C’est mon premier Dantec et vous savez que je ne suis pas une fan de SF. J’avoue par contre avoir été séduite par la richesse, les détails et la verve de l’auteur, là où je pensais plutôt trouver ça abrupt et poussif. Certains trouveront d’ailleurs Dantec trop précis et/ou trop allumé, ce qu’il est, clairement, les descriptions de l’être machine Joe-Jane sont lunaires, par exemple.

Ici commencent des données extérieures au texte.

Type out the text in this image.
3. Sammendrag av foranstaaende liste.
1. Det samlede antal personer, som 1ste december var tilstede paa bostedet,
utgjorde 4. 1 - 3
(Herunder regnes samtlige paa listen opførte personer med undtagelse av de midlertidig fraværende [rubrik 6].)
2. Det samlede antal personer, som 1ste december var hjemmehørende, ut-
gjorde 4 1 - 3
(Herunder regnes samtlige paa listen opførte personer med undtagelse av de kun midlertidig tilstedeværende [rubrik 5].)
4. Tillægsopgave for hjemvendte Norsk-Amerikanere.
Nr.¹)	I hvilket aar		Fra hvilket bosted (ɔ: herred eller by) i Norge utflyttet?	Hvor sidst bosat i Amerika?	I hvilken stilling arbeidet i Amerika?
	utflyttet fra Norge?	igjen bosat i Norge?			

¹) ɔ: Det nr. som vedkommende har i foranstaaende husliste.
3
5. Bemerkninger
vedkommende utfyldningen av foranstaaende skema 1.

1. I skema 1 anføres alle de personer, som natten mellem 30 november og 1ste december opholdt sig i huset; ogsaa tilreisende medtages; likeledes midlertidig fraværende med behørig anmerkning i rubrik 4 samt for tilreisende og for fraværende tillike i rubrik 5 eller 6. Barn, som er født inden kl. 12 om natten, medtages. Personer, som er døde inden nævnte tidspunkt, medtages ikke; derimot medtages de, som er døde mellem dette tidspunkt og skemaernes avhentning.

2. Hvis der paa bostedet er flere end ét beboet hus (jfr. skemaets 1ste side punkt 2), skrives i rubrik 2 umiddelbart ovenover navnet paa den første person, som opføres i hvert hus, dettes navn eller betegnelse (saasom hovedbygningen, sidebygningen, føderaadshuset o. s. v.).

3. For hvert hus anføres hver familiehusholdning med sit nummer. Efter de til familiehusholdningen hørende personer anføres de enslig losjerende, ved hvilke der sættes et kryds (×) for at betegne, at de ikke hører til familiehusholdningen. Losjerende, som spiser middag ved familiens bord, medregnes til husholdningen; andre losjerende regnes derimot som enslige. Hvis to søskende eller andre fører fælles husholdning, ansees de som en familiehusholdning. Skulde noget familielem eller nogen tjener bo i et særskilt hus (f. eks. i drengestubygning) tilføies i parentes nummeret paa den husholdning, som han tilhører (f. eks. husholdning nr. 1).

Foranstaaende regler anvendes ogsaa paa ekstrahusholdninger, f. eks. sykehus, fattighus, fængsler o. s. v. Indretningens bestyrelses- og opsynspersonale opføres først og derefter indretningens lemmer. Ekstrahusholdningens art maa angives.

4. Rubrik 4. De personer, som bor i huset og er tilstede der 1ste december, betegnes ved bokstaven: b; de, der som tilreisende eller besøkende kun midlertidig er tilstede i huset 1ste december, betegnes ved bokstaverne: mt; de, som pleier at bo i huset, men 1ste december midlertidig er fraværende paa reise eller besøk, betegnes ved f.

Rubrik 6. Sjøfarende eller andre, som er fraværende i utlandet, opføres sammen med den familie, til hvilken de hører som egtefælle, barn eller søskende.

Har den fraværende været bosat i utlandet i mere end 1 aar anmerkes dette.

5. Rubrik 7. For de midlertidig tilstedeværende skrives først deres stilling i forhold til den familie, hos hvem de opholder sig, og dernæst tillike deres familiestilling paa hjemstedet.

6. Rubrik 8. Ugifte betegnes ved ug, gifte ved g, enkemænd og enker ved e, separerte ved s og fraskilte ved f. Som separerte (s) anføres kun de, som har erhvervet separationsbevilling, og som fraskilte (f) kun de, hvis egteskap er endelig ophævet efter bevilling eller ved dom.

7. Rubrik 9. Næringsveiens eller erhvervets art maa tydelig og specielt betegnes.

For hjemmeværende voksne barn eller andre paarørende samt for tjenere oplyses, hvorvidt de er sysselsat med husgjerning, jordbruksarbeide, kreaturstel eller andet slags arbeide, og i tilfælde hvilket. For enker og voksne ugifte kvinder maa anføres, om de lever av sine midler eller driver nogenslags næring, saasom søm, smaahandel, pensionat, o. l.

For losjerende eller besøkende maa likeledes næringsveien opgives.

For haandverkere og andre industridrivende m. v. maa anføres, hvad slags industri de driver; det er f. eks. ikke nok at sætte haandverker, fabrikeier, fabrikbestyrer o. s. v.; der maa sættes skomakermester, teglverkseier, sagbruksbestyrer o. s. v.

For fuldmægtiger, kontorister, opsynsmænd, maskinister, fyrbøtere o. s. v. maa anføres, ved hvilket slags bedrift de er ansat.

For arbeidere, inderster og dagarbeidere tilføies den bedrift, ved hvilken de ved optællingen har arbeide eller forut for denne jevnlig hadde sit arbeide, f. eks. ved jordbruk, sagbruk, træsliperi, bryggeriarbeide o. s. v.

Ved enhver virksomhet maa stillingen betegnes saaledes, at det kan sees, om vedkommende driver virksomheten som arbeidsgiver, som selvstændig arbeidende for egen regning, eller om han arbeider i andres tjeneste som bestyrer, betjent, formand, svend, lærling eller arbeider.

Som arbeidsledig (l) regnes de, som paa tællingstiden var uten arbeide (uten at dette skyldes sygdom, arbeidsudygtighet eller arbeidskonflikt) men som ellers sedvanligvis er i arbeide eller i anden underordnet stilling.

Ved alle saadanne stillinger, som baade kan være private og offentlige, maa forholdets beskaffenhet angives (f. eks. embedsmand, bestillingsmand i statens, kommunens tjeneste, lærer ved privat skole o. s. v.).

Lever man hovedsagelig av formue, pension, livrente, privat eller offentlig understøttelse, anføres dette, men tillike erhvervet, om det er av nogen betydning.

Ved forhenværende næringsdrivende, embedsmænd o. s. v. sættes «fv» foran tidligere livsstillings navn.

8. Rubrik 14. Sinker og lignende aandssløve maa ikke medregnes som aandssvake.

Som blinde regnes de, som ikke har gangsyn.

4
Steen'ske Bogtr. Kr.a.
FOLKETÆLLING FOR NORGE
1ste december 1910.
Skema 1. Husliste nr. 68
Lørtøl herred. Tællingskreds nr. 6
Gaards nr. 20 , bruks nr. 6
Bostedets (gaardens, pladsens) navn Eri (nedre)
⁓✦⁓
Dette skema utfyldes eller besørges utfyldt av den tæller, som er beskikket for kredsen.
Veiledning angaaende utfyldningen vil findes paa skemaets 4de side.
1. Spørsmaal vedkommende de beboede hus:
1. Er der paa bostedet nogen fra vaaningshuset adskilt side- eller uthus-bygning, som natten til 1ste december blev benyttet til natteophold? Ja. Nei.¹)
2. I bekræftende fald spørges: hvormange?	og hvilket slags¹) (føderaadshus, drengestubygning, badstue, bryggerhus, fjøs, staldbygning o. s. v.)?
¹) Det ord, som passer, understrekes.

Mais on accroche assez vite à ce style, à ce rythme effréné et surtout aux personnages. Toorop en mercenaire vétéran de guerre, abîmé intérieurement autant qu’extérieurement, Marie en schizophrène animal de laboratoire, Romaneko, Grosky, Newton, tous ont une vraie présence, une vraie aura (et heureusement car je n’aurais pas pu continuer si Dantec ne m’avait pas fait oublier Kassovitz). Même si finalement le style, la richesse du vocabulaire et la complexité des phrases ne sont pas évidentes à suivre sur l’ensemble du roman, Babylon Babies m’a soufflée.

Bref une vraie découverte, une vraie surprise pour moi qui n’aime pas ce genre, merci à mes deux chroniqueurs préférés !

Babylon Babies, Maurice G. Dantec
Paru le 12 mars 1999 chez Gallimard.